Alexander Windbichler, CEO von Anexia

Autor: Mathieu Pollet
veröffentlicht am 19. Juni in Politico

 

Trump ist wieder da – und mit ihm die Gefahr, dass die USA Europa von der digitalen Welt abkoppeln könnten.

BRÜSSEL – Die Rückkehr von Donald Trump ins Weiße Haus zwingt Europa, sich mit einer großen digitalen Schwachstelle auseinanderzusetzen: Die USA haben einen Kill Switch über ihr Internet.

Während die US-Regierung die Einsätze in einem geopolitischen Pokerspiel erhöht, das begann, als Trump seinen Handelskrieg begann, werden sich die Europäer der Tatsache bewusst, dass jahrelanges übermäßiges Vertrauen in eine Handvoll amerikanischer Tech-Giganten Washington ein gutes Blatt beschert hat.

Die fatale Schwachstelle ist die fast völlige Abhängigkeit Europas von amerikanischen Cloud-Anbietern. Cloud Computing ist das Lebenselixier des Internets, das von den E-Mails, die wir verschicken, und den Videos, die wir streamen, bis hin zur industriellen Datenverarbeitung und der Kommunikation von Behörden alles ermöglicht.

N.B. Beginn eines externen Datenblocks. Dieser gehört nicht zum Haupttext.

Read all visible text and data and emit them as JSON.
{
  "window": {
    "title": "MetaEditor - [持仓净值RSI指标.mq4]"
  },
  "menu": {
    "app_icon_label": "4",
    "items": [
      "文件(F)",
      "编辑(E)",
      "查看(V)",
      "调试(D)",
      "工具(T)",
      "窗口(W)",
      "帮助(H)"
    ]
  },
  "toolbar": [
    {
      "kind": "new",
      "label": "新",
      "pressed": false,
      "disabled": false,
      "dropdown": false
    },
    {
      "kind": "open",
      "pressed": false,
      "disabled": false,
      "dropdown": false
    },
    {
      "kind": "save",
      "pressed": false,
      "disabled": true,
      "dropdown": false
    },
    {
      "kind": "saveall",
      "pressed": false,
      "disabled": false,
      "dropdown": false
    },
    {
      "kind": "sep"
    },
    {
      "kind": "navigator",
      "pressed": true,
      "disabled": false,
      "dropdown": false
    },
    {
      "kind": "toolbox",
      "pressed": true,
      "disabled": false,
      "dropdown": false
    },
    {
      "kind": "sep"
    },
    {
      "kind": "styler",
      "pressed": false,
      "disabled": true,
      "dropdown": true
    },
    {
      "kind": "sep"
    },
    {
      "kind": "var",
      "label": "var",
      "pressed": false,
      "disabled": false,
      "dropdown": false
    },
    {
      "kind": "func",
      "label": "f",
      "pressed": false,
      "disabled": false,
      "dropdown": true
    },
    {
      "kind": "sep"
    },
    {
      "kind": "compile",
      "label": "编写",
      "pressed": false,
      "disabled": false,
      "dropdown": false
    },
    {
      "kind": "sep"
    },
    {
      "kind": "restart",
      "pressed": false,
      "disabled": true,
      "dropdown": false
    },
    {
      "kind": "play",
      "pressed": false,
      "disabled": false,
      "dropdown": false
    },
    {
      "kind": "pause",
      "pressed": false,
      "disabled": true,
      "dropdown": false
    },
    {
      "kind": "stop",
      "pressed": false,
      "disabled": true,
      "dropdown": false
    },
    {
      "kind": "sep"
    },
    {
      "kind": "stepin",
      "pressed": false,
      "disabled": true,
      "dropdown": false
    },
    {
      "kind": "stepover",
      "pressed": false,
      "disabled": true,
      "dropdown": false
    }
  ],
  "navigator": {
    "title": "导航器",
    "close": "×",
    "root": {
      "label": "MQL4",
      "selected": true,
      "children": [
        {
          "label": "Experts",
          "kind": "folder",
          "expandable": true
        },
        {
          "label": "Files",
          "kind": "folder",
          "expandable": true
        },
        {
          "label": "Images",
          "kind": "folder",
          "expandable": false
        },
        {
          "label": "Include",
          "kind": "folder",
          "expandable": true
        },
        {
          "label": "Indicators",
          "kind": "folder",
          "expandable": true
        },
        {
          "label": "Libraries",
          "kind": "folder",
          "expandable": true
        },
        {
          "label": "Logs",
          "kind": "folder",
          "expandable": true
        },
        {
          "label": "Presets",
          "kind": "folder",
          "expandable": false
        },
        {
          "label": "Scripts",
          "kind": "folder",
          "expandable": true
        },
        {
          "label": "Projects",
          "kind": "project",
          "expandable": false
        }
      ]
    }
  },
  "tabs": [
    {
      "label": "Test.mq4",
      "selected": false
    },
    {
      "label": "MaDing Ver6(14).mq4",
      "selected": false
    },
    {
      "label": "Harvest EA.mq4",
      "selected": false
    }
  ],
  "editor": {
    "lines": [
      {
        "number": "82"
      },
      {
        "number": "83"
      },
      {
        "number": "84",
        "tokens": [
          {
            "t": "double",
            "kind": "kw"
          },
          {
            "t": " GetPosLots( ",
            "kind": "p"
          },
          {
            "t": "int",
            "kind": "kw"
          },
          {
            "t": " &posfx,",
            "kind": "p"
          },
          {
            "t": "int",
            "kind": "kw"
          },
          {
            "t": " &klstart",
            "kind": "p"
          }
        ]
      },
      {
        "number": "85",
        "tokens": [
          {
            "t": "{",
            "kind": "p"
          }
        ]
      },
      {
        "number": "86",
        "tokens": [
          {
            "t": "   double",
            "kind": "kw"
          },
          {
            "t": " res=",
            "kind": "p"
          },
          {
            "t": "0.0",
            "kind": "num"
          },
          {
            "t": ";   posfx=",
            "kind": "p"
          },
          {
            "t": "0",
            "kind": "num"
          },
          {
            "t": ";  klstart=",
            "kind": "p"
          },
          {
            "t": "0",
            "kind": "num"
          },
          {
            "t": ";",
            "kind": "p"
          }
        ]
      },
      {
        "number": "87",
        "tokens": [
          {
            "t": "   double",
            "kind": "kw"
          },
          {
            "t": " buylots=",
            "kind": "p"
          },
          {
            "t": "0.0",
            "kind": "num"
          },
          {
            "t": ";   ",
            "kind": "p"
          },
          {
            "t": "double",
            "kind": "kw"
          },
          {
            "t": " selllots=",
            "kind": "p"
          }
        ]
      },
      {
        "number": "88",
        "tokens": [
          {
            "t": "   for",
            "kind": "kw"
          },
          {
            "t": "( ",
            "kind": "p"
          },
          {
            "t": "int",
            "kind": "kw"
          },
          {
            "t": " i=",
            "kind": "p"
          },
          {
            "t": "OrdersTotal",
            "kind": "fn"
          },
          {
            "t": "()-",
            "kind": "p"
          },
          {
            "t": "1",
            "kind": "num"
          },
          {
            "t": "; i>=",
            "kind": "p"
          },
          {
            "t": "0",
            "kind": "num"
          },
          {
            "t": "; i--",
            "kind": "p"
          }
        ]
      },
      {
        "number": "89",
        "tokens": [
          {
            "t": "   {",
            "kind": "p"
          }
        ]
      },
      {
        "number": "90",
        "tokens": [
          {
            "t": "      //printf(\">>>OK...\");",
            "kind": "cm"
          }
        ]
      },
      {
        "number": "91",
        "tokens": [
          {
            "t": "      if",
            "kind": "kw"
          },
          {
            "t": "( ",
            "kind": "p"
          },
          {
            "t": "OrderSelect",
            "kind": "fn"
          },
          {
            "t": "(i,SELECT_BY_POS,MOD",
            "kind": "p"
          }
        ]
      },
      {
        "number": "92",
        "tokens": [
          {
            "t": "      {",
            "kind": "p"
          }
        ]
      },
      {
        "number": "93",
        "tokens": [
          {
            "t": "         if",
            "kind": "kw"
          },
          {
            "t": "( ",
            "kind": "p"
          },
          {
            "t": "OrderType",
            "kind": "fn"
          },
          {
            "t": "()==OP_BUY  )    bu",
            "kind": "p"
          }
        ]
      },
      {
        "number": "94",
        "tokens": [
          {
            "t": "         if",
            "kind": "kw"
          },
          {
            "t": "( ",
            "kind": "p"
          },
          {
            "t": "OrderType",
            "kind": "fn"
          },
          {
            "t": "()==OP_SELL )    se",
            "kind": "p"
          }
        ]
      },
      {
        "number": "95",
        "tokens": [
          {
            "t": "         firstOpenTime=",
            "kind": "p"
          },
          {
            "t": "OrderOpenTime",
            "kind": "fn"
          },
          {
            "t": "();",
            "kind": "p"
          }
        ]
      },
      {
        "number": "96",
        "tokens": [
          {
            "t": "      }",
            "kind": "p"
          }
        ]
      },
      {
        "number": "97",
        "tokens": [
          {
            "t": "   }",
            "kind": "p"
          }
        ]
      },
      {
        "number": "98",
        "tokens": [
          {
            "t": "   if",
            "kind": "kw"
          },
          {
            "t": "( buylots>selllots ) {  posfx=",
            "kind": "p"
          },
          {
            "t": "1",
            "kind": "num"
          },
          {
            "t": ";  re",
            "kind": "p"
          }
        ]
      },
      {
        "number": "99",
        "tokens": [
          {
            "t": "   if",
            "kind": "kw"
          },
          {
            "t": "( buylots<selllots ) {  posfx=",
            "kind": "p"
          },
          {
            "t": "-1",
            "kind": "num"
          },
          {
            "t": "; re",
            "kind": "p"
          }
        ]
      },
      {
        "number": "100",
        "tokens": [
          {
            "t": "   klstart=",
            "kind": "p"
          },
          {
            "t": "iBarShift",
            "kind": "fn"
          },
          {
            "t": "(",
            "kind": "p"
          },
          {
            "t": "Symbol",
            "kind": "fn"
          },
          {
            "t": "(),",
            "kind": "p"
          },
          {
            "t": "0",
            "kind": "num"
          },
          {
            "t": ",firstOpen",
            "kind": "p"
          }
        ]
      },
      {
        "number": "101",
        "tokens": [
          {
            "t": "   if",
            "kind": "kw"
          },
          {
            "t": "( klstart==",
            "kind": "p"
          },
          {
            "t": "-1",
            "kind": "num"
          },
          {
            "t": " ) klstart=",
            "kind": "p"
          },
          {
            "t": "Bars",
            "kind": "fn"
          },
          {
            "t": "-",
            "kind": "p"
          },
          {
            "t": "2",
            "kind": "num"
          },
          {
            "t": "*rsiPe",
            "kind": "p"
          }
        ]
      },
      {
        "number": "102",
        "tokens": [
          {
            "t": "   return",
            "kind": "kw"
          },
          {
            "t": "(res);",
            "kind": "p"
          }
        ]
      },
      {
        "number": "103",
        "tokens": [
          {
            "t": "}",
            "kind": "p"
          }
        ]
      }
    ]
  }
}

Nur drei amerikanische Giganten – Amazon, Microsoft und Google – halten mehr als zwei Drittel des regionalen Marktes und legen Europas Online-Existenz in die Hände von Firmen, die sich dem US-Präsidenten anbiedern, um drohende Regulierungen und Geldstrafen abzuwehren.

Souveränitätsbefürworter in Europa haben seit langem Bedenken geäußert, dass die Abhängigkeit von der Cloud bedeutet, dass US-Behörden dank der US-Gesetze sensible Daten von Europäern, die auf Servern in amerikanischem Besitz gespeichert sind, an jedem beliebigen Ort ausspähen können.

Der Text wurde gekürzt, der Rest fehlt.